The two villages, Villa Veccia or Villa de Arriba and Villa de Abajo, would eventually become one. A new city was founded following Renaissance concepts based on mathematical formulas and laying out the streets by using navigation tools. An urban grid system, in straight streets that make up blocks. Its layout is the first example of an unfortified town, an example of City of Peace, a territory-town limited by its natural boundaries: the Chamarta ravine and the Carnicerías or Gonzalianes ravine, as well as the lagoon and the surrounding mountains, which were its natural defence systems. Also, being inland protected the town from the constant attacks of pirates on the Canarian coasts. This model was later exported to American cities.
In Villa de abajo, which follows the Castilian model, stand the main square, around which the houses of the Adelantado, Justice and Government buildings were erected. The Queen Juana I of Castile, sent a Royal Letters Patent on 3 February 1510, granting the village the title of Villa and a coat of arms depicting Archangel San Miguel in military attire; under the saint, the castle and the rampant lion representing the kingdoms of Castile and León watching over a flaming mountain that represents El Teide, and surrounded by the sea. Around the coat of arms, the inscription: MichaelArcángel beni in aditorium populo dey Tenerife me fecit, segung.

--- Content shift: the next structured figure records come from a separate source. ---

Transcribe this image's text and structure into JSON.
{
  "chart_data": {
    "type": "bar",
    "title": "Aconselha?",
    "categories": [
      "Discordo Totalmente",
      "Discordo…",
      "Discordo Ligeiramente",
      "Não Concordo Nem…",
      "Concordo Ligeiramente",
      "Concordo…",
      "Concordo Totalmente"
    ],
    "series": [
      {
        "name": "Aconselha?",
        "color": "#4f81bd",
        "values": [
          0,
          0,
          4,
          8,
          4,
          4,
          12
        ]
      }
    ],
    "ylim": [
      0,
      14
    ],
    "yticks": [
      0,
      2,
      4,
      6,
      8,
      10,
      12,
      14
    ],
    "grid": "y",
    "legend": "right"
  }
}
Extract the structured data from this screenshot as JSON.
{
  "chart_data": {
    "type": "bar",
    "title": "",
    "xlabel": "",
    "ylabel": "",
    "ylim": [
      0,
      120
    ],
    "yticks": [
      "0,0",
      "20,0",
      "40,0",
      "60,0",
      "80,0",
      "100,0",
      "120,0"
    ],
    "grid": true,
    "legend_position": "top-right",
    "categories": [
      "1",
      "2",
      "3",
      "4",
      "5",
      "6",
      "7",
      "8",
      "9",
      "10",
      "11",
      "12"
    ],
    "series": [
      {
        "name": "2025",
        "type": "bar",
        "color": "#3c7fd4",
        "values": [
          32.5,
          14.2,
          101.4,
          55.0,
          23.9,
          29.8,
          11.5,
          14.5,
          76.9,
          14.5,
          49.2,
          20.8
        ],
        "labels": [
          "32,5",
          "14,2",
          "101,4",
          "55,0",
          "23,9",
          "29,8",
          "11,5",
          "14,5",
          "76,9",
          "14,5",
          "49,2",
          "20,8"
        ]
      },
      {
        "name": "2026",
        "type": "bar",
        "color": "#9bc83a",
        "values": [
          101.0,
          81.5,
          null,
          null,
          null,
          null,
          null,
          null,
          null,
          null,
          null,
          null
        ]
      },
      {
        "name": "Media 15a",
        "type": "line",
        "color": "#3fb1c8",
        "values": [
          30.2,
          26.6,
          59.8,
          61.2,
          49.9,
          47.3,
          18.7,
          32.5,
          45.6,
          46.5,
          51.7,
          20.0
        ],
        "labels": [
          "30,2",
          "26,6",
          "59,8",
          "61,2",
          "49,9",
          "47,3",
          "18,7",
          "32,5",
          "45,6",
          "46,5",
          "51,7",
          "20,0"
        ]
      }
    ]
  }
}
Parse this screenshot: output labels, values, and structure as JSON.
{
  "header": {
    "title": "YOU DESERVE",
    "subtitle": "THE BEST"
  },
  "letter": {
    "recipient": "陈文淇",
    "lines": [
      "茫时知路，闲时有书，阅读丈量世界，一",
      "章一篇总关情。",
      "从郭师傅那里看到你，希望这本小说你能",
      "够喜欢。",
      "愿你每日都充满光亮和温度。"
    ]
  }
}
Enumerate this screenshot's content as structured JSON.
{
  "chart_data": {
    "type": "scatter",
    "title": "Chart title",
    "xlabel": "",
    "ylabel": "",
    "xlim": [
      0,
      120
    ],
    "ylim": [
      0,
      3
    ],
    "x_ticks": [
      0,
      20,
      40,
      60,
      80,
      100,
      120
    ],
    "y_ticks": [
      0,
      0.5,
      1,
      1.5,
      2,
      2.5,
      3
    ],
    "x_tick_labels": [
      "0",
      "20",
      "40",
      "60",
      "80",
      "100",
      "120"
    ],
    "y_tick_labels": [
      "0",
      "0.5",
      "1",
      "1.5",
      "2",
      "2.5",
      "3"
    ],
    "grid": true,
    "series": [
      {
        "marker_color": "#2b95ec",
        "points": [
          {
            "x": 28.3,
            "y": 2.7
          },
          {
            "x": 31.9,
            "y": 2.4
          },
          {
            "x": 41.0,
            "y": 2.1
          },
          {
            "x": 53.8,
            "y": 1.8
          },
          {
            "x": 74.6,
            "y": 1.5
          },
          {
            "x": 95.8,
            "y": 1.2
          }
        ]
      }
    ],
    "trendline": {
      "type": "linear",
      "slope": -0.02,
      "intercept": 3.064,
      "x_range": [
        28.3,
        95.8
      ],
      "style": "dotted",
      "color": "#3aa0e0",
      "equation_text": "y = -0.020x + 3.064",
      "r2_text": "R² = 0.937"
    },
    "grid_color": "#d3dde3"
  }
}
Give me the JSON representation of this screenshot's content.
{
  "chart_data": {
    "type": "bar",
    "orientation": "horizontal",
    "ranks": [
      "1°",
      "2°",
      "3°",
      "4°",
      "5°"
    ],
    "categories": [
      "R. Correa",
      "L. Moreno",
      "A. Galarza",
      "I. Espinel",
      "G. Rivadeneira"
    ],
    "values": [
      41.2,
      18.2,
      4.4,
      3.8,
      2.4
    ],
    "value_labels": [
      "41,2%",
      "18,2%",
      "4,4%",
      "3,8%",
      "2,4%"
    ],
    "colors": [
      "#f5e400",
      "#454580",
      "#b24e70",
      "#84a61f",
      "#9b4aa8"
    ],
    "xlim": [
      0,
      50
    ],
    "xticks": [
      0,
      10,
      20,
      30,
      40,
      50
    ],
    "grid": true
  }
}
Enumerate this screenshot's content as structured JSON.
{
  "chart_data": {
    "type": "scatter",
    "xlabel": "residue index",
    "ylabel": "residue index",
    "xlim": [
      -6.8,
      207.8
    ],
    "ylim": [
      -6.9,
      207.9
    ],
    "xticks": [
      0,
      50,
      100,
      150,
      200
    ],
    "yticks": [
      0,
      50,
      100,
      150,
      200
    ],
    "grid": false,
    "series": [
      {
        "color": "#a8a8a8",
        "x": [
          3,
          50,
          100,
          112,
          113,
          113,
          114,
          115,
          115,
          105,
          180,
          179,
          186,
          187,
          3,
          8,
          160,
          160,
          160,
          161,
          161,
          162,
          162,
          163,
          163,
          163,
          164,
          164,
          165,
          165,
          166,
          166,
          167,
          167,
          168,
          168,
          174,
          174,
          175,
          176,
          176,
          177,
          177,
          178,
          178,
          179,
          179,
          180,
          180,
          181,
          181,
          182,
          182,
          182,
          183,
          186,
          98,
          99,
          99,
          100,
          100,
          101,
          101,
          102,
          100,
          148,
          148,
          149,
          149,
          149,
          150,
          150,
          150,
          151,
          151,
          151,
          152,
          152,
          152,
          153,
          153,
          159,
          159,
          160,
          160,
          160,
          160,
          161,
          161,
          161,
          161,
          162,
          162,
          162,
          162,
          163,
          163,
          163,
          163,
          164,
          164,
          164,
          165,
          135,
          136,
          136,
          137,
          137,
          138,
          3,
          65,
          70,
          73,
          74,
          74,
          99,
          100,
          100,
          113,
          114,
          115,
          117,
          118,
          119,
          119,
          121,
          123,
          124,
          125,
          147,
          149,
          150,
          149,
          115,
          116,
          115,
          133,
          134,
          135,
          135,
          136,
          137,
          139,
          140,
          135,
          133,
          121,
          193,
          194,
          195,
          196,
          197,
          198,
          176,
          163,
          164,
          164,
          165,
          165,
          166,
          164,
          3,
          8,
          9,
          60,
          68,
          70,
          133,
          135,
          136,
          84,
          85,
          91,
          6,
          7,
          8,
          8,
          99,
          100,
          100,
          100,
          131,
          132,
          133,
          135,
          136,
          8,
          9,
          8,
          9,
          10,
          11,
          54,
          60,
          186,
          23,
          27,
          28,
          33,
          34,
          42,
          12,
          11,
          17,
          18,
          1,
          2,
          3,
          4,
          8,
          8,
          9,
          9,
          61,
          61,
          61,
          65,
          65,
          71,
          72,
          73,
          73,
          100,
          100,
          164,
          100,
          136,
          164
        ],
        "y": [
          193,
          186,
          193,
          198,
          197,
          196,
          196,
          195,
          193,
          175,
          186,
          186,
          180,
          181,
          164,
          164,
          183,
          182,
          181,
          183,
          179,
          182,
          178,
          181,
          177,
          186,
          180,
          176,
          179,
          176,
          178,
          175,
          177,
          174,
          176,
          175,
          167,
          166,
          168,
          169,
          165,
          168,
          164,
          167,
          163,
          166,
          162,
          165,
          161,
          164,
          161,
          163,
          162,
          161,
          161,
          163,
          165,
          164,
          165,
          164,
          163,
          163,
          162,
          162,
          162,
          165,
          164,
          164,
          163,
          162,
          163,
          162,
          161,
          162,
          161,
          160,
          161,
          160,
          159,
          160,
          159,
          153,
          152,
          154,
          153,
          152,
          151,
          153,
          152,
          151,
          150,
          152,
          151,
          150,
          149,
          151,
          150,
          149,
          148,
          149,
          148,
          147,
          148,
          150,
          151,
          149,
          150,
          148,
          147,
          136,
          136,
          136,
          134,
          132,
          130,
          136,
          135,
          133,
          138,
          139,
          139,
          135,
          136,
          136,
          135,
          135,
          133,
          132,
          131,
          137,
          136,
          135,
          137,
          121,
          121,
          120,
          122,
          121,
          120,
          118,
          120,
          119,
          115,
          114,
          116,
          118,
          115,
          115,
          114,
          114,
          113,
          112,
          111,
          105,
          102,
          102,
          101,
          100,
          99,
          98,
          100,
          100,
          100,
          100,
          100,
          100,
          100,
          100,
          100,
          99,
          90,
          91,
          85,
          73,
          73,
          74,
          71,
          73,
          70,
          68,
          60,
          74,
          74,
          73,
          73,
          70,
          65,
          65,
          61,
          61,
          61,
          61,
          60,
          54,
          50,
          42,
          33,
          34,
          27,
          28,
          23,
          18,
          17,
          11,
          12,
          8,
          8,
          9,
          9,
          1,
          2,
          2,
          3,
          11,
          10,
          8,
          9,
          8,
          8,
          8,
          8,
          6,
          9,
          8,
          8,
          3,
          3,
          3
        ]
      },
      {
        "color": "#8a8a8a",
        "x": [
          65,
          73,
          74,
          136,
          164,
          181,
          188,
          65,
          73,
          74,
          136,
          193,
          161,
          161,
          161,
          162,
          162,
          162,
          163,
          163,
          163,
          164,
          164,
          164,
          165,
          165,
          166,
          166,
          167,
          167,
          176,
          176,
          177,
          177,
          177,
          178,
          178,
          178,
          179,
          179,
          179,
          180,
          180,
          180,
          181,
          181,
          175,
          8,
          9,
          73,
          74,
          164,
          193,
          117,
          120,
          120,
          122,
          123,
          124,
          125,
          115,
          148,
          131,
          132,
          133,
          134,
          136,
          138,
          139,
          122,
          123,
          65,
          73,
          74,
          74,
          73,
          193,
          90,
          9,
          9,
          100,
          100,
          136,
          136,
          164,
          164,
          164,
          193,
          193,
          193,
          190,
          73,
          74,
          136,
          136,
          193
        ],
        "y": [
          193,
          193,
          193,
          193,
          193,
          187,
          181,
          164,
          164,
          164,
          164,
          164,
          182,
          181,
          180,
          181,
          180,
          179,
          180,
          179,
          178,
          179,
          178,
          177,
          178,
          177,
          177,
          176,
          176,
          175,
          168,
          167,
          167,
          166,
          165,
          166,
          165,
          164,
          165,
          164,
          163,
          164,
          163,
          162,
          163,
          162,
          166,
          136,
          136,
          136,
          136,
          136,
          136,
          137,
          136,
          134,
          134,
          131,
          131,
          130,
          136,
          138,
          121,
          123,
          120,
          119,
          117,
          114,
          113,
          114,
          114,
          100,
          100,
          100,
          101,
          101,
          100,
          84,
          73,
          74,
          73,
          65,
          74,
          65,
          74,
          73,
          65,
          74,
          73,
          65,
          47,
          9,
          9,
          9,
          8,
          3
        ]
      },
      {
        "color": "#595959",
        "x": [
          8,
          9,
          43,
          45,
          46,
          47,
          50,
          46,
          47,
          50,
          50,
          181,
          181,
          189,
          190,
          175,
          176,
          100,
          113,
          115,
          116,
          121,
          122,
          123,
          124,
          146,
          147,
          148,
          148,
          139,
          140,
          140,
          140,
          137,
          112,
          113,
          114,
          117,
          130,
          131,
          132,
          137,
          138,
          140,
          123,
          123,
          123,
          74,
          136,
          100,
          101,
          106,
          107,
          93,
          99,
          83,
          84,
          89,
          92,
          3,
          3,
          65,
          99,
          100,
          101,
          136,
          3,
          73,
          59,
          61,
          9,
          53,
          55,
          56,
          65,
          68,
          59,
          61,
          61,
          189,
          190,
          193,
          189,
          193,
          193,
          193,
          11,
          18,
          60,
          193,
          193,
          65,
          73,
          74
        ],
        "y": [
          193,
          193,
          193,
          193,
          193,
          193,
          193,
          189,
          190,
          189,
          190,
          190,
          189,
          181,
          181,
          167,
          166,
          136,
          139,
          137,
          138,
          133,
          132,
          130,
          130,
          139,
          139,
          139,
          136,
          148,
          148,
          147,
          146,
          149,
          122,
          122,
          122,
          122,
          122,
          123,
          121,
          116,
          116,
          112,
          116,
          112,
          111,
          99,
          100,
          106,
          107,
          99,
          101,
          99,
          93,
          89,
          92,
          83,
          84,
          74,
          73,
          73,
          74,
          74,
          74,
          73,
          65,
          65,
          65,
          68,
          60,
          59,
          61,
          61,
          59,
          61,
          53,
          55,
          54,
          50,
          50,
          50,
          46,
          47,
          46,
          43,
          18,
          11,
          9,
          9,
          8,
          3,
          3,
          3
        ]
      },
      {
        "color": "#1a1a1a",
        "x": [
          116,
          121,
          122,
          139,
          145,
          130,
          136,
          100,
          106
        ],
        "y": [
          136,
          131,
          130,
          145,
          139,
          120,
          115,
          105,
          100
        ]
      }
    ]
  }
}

The town grew quickly during this century to the point that in 1588 the military engineer Leonardo Torriani, sent to the islands by Felipe II to improve the defence systems and their descriptions, drew a map of the Villa de La Laguna depicting three convents, six country churches, the “Cabildo de Tenerife”, churches, two hospitals, squares and streets that still stand today. It is described as the biggest city built after the Conquest. The quick growth of the Villa led Carlos I to grant it the title of “Ciudad” on 20 January 1531; and it was also endowed with “de Noble y Leal Historia” [of Noble and Loyal History] on 8 September 1534.